Pancreatic cysts can be categorised into two groups, benign or neoplastic cysts. There are many different types of cysts, such as pseudocysts, serous cystadenomas and mucinous cystic neoplasms. Most small cysts are usually benign and do not cause any symptoms. However, when these cysts start to grow, the risk of turning into a cancerous form increases.
- Abdominal pain and bloating or fullness
- Back pain
- Shoulder pain
- Nausea and vomiting
- Jaundice and dark urine
- loss of weight and loss of appetite
- Blood Tests
- Computerised Tomography (CT) Scan
- Magnetic Resonance Imaging (MRI)
- Endoscopic Ultrasound
In most cases, your doctor will recommend monitoring a cyst over time for changes such as an increase in size that suggest a risk of cancer. Your doctor may advise obtaining a sample of the pancreatic cystic fluid to check for cancer cells if the cysts are large.

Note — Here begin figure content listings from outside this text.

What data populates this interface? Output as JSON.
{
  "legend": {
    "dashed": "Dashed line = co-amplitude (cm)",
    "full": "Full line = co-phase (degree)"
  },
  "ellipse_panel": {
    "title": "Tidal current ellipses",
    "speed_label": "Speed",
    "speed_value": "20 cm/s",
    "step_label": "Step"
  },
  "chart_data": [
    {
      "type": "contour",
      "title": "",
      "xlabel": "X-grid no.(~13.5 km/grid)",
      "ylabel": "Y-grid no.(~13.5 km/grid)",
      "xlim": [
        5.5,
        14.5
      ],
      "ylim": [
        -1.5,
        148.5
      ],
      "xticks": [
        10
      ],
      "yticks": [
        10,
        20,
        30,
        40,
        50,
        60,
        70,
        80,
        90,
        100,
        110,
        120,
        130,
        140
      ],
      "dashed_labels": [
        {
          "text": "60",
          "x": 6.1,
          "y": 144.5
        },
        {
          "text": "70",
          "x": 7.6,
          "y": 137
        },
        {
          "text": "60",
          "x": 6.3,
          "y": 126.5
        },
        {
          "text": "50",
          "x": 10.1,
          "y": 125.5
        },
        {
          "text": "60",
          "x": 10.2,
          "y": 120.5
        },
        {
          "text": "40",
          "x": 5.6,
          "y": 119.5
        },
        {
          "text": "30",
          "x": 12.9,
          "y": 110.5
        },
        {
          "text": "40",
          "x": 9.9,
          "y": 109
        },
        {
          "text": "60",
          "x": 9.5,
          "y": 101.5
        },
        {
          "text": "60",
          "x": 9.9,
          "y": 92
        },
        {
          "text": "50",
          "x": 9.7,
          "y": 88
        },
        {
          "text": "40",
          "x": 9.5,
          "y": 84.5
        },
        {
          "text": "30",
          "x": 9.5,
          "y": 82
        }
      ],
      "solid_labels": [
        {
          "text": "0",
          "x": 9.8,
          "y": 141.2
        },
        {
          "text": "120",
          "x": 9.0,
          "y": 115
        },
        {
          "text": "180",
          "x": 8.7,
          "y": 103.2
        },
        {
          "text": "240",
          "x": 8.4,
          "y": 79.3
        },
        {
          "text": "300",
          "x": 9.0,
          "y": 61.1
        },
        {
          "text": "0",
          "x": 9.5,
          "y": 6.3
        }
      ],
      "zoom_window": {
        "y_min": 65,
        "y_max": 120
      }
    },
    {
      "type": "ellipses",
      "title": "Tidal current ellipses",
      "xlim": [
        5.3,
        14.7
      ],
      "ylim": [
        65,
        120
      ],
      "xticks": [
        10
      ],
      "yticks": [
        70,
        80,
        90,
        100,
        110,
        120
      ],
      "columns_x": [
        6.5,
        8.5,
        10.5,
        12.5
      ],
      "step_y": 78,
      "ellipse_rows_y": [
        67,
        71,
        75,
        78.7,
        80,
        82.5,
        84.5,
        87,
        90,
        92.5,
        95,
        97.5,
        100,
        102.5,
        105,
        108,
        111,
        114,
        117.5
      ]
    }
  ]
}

The characteristics of the pancreatic cyst on radiologic imaging, along with risk factors such as your age and sex, can help with diagnosis:
- Pseudocysts are benign and are usually a delayed complication after an episode of pancreatitis. They can also be caused by trauma to the pancreas.
- Serous cystadenomas occur most frequently in women older than 60 and only rarely transform into cancer.
- Mucinous cystic neoplasms occur predominantly in women and are usually situated in the body or tail of the pancreas. Mucinous cystadenomas do have a higher risk of cancer, and usually need to be treated. Larger cysts may already contain cancer cells when found.
- An intraductal papillary mucinous neoplasm (IPMN) arises in the main pancreatic duct or from one of its branches. IPMN may be precancerous or cancerous. It can occur in both men and women older than 50. Depending on its location and size, IPMN may require surgical removal.
- Solid pseudopapillary neoplasms are usually situated in the body or tail of the pancreas and occur most commonly in younger women. They are rare but have the potential to turn into cancer.
A cystic neuroendocrine tumour is mostly solid but with some cystic parts. They may be benign or cancerous at the time of diagnosis.
Regular Surveillance of The Cyst
- Your doctor will discuss regular surveillance imaging with you depending on the characteristics of the cyst including its size and whether you have symptoms.
- Aspiration of cyst is needed, especially when an existing cyst causes symptoms or further investigation of cyst content is required. Your doctor may advise aspiration of the cyst either radiologically or endoscopically.
- In some cases where there is a risk of cancer, pancreatic cysts will need to be surgically removed. Furthermore, surgery can be used to remove a large pseudocyst or a serous cystadenoma that is causing symptoms.